A análise feita pelo Serpaj é reveladora sobre a distribuição de soldados estadunidenses no Paraguai e seus movimentos em regiões camponesas onde organizam as chamadas tarefas de “ação cívica” - que compõem a doutrina militar de contra-insurgência.

Invasão Militar

Entre 500 e 700 soldados e tropas especiais estadunidenses participam das “ações cívicas” e manobras. Foram programadas 18 operações deste tipo para este ano e para 2006. Está sendo criada também uma infra-estrutura especial para apoiar o esquema militar estunidense e assegurar operações nas zonas rurais paraguaias, no caso de uma intervenção militar massiva na América do Sul.

A base militar paraguaia de Mariscal Estigarribia é um ponto-chave. Com uma pista de 3,8 mil quilômetros, permitiria a aterrissagem de aviões Galaxy e os B-52 e poderia receber milhares de soldados. Mariscal Estigarribia - localizada em uma região estratégica, próxima da população de Filadélfi a e da fronteira da Bolívia (200 quilômetros) - tem também condições para possibilitar um deslocamento rápido das tropas.

Os investigadores do Serpaj, no entanto, não acreditam nas informações divulgadas em alguns endereços eletrônicos estadunidenses de que milhares de soldados seriam enviados ao Paraguai. “Dificilmente, levanta-se uma base com milhares de soldados em um país sem saída para o mar e, por outro lado, as ações dos Estados Unidos no Paraguai se encaixam perfeitamente na renovada guerra de baixa intensidade”, sustenta Orlando Castillo, advogado e coordenador do Serpaj.

Camponeses

Segundo ele, a militarização da região está avançando. “Nos três últimos anos, as forças armadas dos Estados Unidos, a partir do Comando Sul, incrementaram sua presença militar no território paraguaio com exercícios e visitas de reconhecimento em áreas onde existem organizações camponesas”, denunciou.

O Serpaj levantou que, desde 2002, os soldados estadunidenses já realizaram 46 exercícios no país e tiveram à disposição um amplo espaço de mobilização em áreas chaves, como as fronteiras com o Brasil, a Argentina e a Bolívia. Para Castillo, os objetivos dos militares estrangeiros são repressores e visam intimidar os movimentos camponeses que lutam pelo direito à terra. O investigador também analisa que a presença militar ocorre justamente em um momento em que a política externa de Bush encontra resistência.
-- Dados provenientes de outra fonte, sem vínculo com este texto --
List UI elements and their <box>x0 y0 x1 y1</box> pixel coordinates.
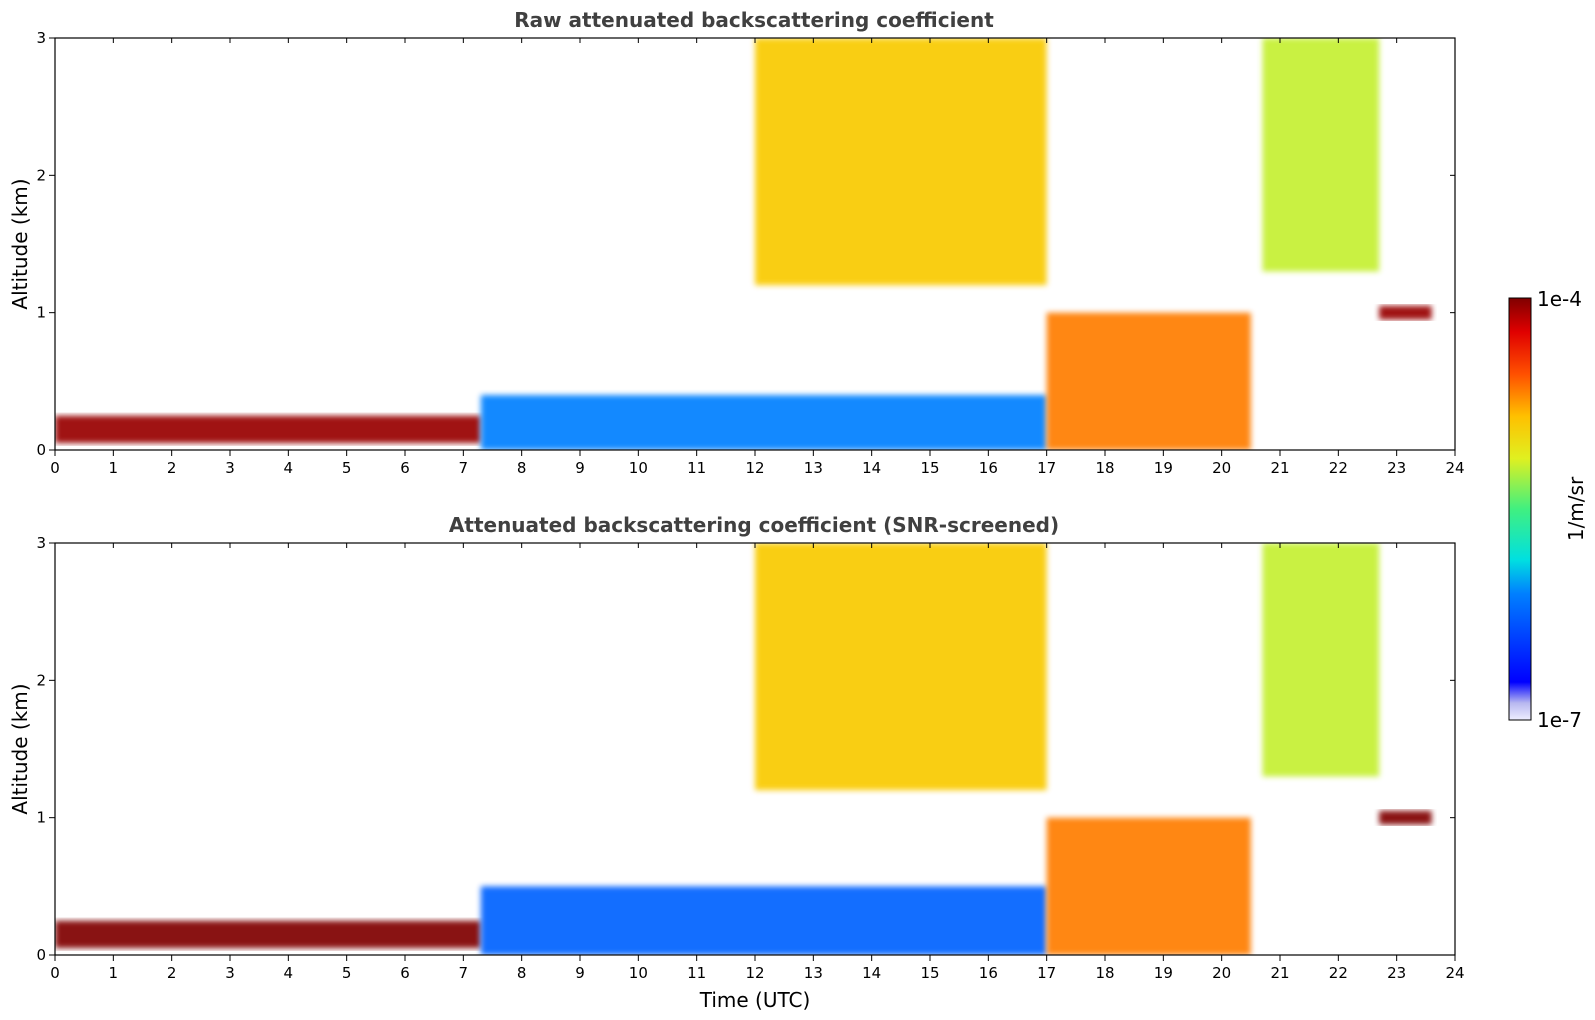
y-tick-label: 0 <box>36 946 46 964</box>
x-tick-label: 23 <box>1387 964 1406 982</box>
x-tick-label: 23 <box>1387 459 1406 477</box>
panel-screened-title: Attenuated backscattering coefficient (S… <box>449 513 1059 537</box>
x-tick-label: 15 <box>920 459 939 477</box>
panel-screened-ylabel: Altitude (km) <box>8 683 32 814</box>
x-tick-label: 19 <box>1154 964 1173 982</box>
heatmap-region-boundary-layer <box>55 920 481 949</box>
x-tick-label: 8 <box>517 964 527 982</box>
panel-screened: Attenuated backscattering coefficient (S… <box>8 513 1465 1012</box>
heatmap-region-cloud-base <box>1379 305 1432 320</box>
panel-raw-y-ticks: 0 1 2 3 <box>36 29 1455 459</box>
x-tick-label: 22 <box>1329 459 1348 477</box>
x-tick-label: 12 <box>745 459 764 477</box>
x-tick-label: 9 <box>575 964 585 982</box>
heatmap-region-rain-column <box>1046 817 1251 955</box>
panel-raw-ylabel: Altitude (km) <box>8 178 32 309</box>
x-tick-label: 15 <box>920 964 939 982</box>
x-tick-label: 2 <box>167 964 177 982</box>
x-tick-label: 16 <box>979 964 998 982</box>
x-tick-label: 7 <box>459 964 469 982</box>
x-tick-label: 24 <box>1445 964 1464 982</box>
x-tick-label: 5 <box>342 964 352 982</box>
x-tick-label: 12 <box>745 964 764 982</box>
colorbar-min-label: 1e-7 <box>1537 708 1582 732</box>
y-tick-label: 1 <box>36 809 46 827</box>
x-tick-label: 10 <box>629 964 648 982</box>
x-tick-label: 20 <box>1212 964 1231 982</box>
panel-screened-xlabel: Time (UTC) <box>699 988 811 1012</box>
panel-raw: Raw attenuated backscattering coefficien… <box>8 8 1465 477</box>
x-tick-label: 0 <box>50 459 60 477</box>
x-tick-label: 2 <box>167 459 177 477</box>
y-tick-label: 3 <box>36 29 46 47</box>
x-tick-label: 11 <box>687 459 706 477</box>
x-tick-label: 6 <box>400 964 410 982</box>
y-tick-label: 3 <box>36 534 46 552</box>
panel-screened-y-ticks: 0 1 2 3 <box>36 534 1455 964</box>
heatmap-region-cloud-base <box>1379 810 1432 825</box>
colorbar-unit-label: 1/m/sr <box>1564 476 1588 541</box>
colorbar: 1e-4 1e-7 1/m/sr <box>1508 287 1588 732</box>
heatmap-region-aerosol-layer <box>480 886 1047 955</box>
x-tick-label: 13 <box>804 964 823 982</box>
x-tick-label: 20 <box>1212 459 1231 477</box>
panel-raw-heatmap <box>55 38 1432 450</box>
panel-raw-x-ticks: 0 1 2 3 4 5 6 7 8 9 10 11 12 13 14 15 16 17 18 19 20 21 22 23 24 <box>50 38 1465 477</box>
panel-raw-title: Raw attenuated backscattering coefficien… <box>514 8 994 32</box>
x-tick-label: 0 <box>50 964 60 982</box>
x-tick-label: 7 <box>459 459 469 477</box>
x-tick-label: 21 <box>1270 964 1289 982</box>
y-tick-label: 0 <box>36 441 46 459</box>
x-tick-label: 1 <box>109 964 119 982</box>
heatmap-region-upper-cloud <box>755 38 1047 286</box>
x-tick-label: 17 <box>1037 459 1056 477</box>
colorbar-ramp <box>1508 297 1532 721</box>
x-tick-label: 18 <box>1095 964 1114 982</box>
x-tick-label: 22 <box>1329 964 1348 982</box>
x-tick-label: 10 <box>629 459 648 477</box>
x-tick-label: 18 <box>1095 459 1114 477</box>
x-tick-label: 1 <box>109 459 119 477</box>
panel-screened-x-ticks: 0 1 2 3 4 5 6 7 8 9 10 11 12 13 14 15 16 17 18 19 20 21 22 23 24 <box>50 543 1465 982</box>
x-tick-label: 11 <box>687 964 706 982</box>
x-tick-label: 14 <box>862 964 881 982</box>
y-tick-label: 1 <box>36 304 46 322</box>
x-tick-label: 3 <box>225 964 235 982</box>
heatmap-region-high-cloud <box>1262 543 1380 777</box>
x-tick-label: 21 <box>1270 459 1289 477</box>
heatmap-region-rain-column <box>1046 312 1251 450</box>
x-tick-label: 24 <box>1445 459 1464 477</box>
x-tick-label: 19 <box>1154 459 1173 477</box>
x-tick-label: 16 <box>979 459 998 477</box>
y-tick-label: 2 <box>36 671 46 689</box>
x-tick-label: 4 <box>284 459 294 477</box>
heatmap-region-upper-cloud <box>755 543 1047 791</box>
colorbar-max-label: 1e-4 <box>1537 287 1582 311</box>
x-tick-label: 6 <box>400 459 410 477</box>
heatmap-region-high-cloud <box>1262 38 1380 272</box>
x-tick-label: 14 <box>862 459 881 477</box>
x-tick-label: 9 <box>575 459 585 477</box>
x-tick-label: 8 <box>517 459 527 477</box>
x-tick-label: 3 <box>225 459 235 477</box>
x-tick-label: 13 <box>804 459 823 477</box>
panel-screened-heatmap <box>55 543 1432 955</box>
heatmap-region-boundary-layer <box>55 415 481 444</box>
x-tick-label: 17 <box>1037 964 1056 982</box>
x-tick-label: 5 <box>342 459 352 477</box>
heatmap-region-aerosol-layer <box>480 395 1047 450</box>
x-tick-label: 4 <box>284 964 294 982</box>
y-tick-label: 2 <box>36 166 46 184</box>
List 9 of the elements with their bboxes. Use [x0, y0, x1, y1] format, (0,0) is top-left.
“De um lado, estão os planos econômicos, como a Área de Livre Comércio das Américas (Alca) e os tratados bilaterais. E, de outro, está a militarização, que é a ocupação adiantada, com instalação de bases e assentamentos militares em toda a América. Busca-se com essa presença desestabilizar o processo de integração e, assim, converter Paraguai em ameaça para seus vizinhos”, afirma Castillo.